China Cuts Taxes to Boost Generic Drug Industry
China’s government has announced policies to encourage the manufacturing of generic drugs that will include a reduction in corporate income tax of 40% for some producers and faster evaluation of new medicines.
The strategy (link in Chinese) is aimed at cutting health care costs, meeting public demand and building a “healthy China,” the State Council said in an announcement on the government’s website on Tuesday.
Generic drugmakers who meet certain criteria and use advanced technology will only have to pay a corporate income tax rate of 15% instead of the 25% paid by most companies in China, the statement said, without specifying whether the reduction is permanent or temporary.
The government will also allow the drug regulator to authorize other institutions such as universities and research institutes to carry out quality checks on existing and new generic drugs to speed up the inspection process. A list of drugs in short supply will be published regularly by the National Health Commission to alert drugmakers and spur them to boost production.
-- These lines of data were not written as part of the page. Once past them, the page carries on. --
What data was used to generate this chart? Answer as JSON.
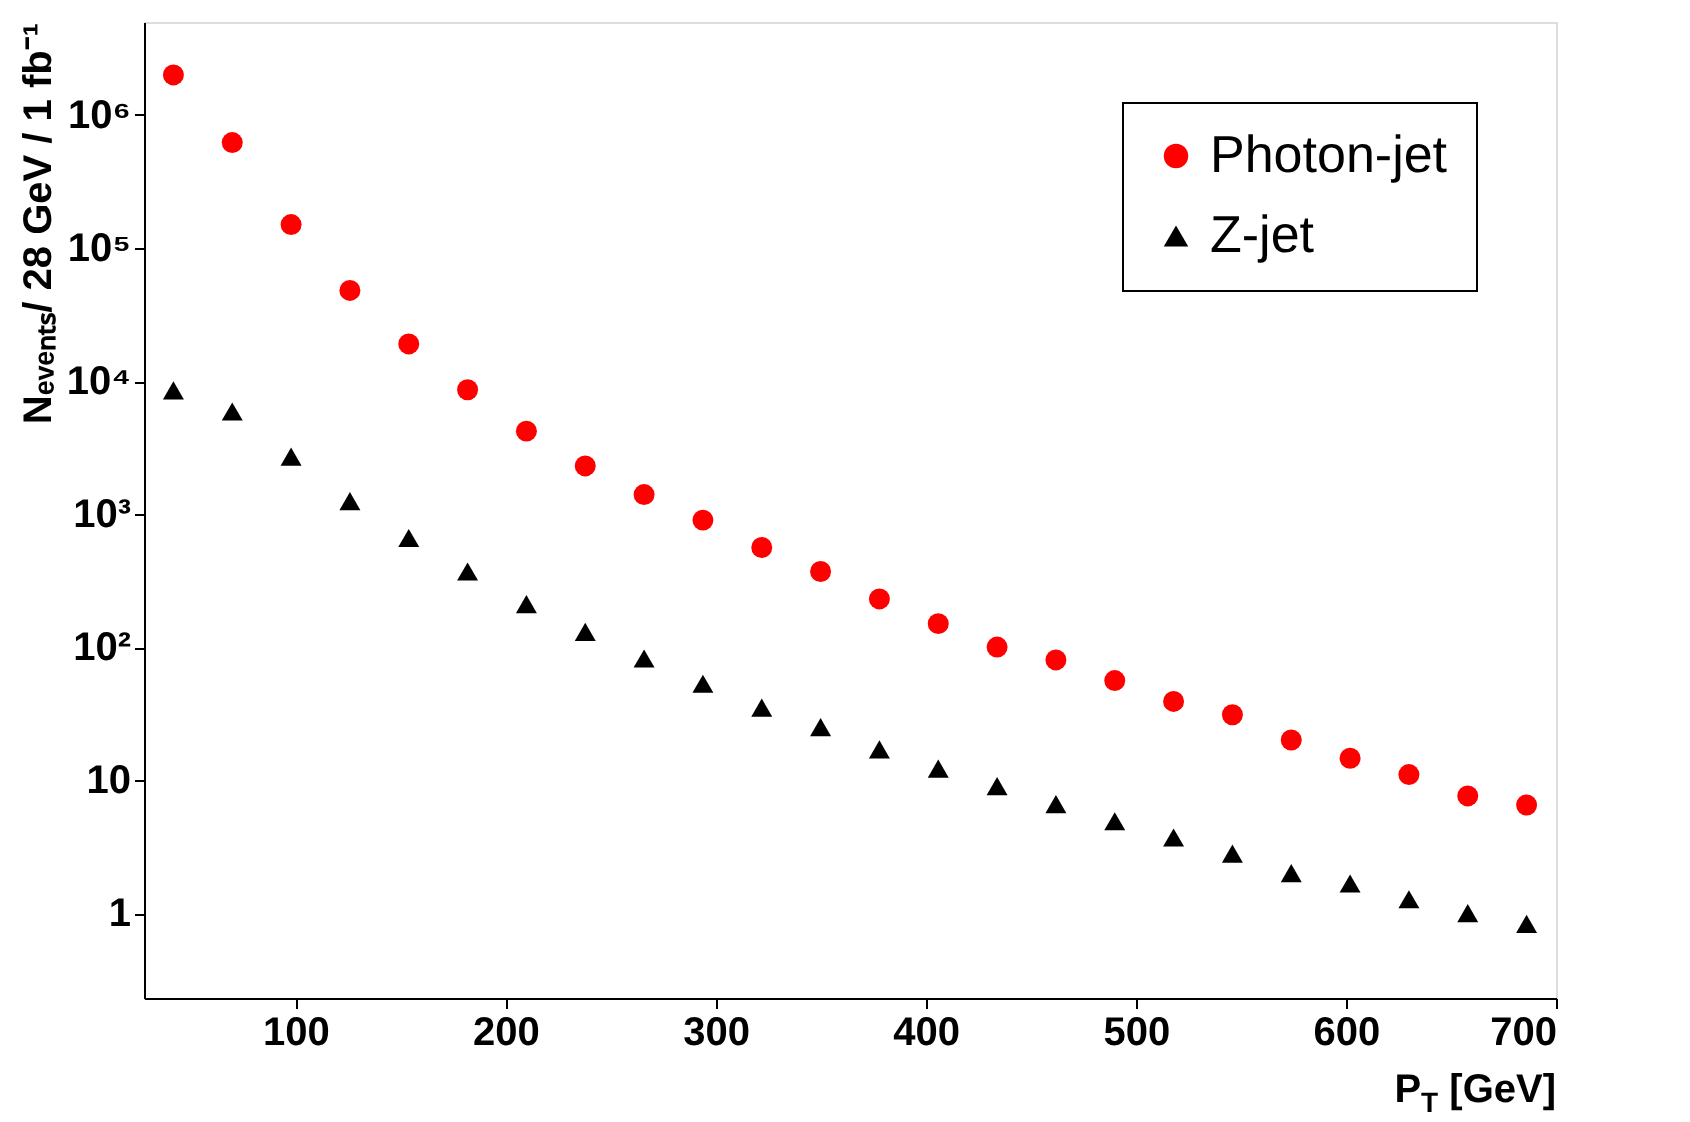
{
  "chart_data": {
    "type": "scatter",
    "xlabel": "P$_{T}$ [GeV]",
    "ylabel": "Nₑᵥₑₙₜₛ/ 28 GeV / 1 fb⁻¹",
    "x": [
      42,
      70,
      98,
      126,
      154,
      182,
      210,
      238,
      266,
      294,
      322,
      350,
      378,
      406,
      434,
      462,
      490,
      518,
      546,
      574,
      602,
      630,
      658,
      686
    ],
    "series": [
      {
        "name": "Photon-jet",
        "color": "#ff0000",
        "marker": "circle",
        "values": [
          2000000,
          620000,
          150000,
          48000,
          19000,
          8600,
          4200,
          2300,
          1400,
          900,
          560,
          370,
          230,
          150,
          100,
          80,
          56,
          39,
          31,
          20,
          14.6,
          11,
          7.6,
          6.5
        ]
      },
      {
        "name": "Z-jet",
        "color": "#000000",
        "marker": "triangle",
        "values": [
          8500,
          5900,
          2700,
          1250,
          660,
          370,
          210,
          130,
          82,
          53,
          35,
          25,
          17,
          12.2,
          9,
          6.6,
          4.9,
          3.7,
          2.8,
          2.0,
          1.67,
          1.27,
          1.0,
          0.83
        ]
      }
    ],
    "xlim": [
      28,
      700
    ],
    "xticks": [
      100,
      200,
      300,
      400,
      500,
      600,
      700
    ],
    "ylim": [
      0.23,
      5000000
    ],
    "yticks": [
      1,
      10,
      {
        "value": 100,
        "label": "10²"
      },
      {
        "value": 1000,
        "label": "10³"
      },
      {
        "value": 10000,
        "label": "10⁴"
      },
      {
        "value": 100000,
        "label": "10⁵"
      },
      {
        "value": 1000000,
        "label": "10⁶"
      }
    ],
    "log": "y",
    "grid": false,
    "legend": "top right"
  }
}
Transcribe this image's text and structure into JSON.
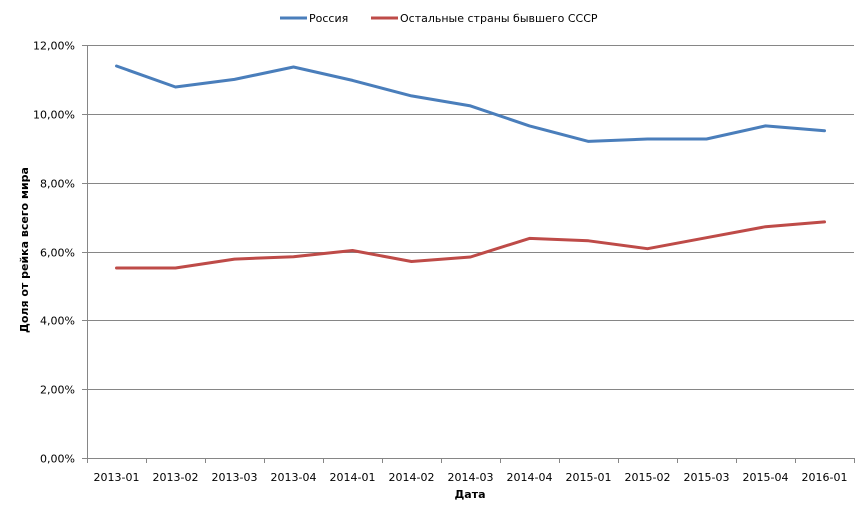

China has been working for years to cut the price of medicines and make them more affordable, such as by imposing caps on prices of brand-name drugs. But the market is still dominated by foreign companies, and domestic firms are mostly producing generic drugs, copies of brand-name medicines whose patents have expired. High-quality drugs are still largely supplied by the foreign companies that developed them and are far from affordable for ordinary people, an unnamed official with the health commission told the official Xinhua News Agency.
Generic drugs are significantly cheaper than their branded counterparts as manufacturers are not burdened with the costs of research and development. An unnamed official told Xinhua that since 1978, 95% of the nearly 170,000 drugs approved in China have been generic.
But China’s generic drug industry is highly fragmented and chaotic with a significant variance in quality. The industry also suffers from a lack of innovation. The official said that across the world, 631 drug patents expired between 2012 and 2016, but domestic producers did not apply to make generic versions of many of them.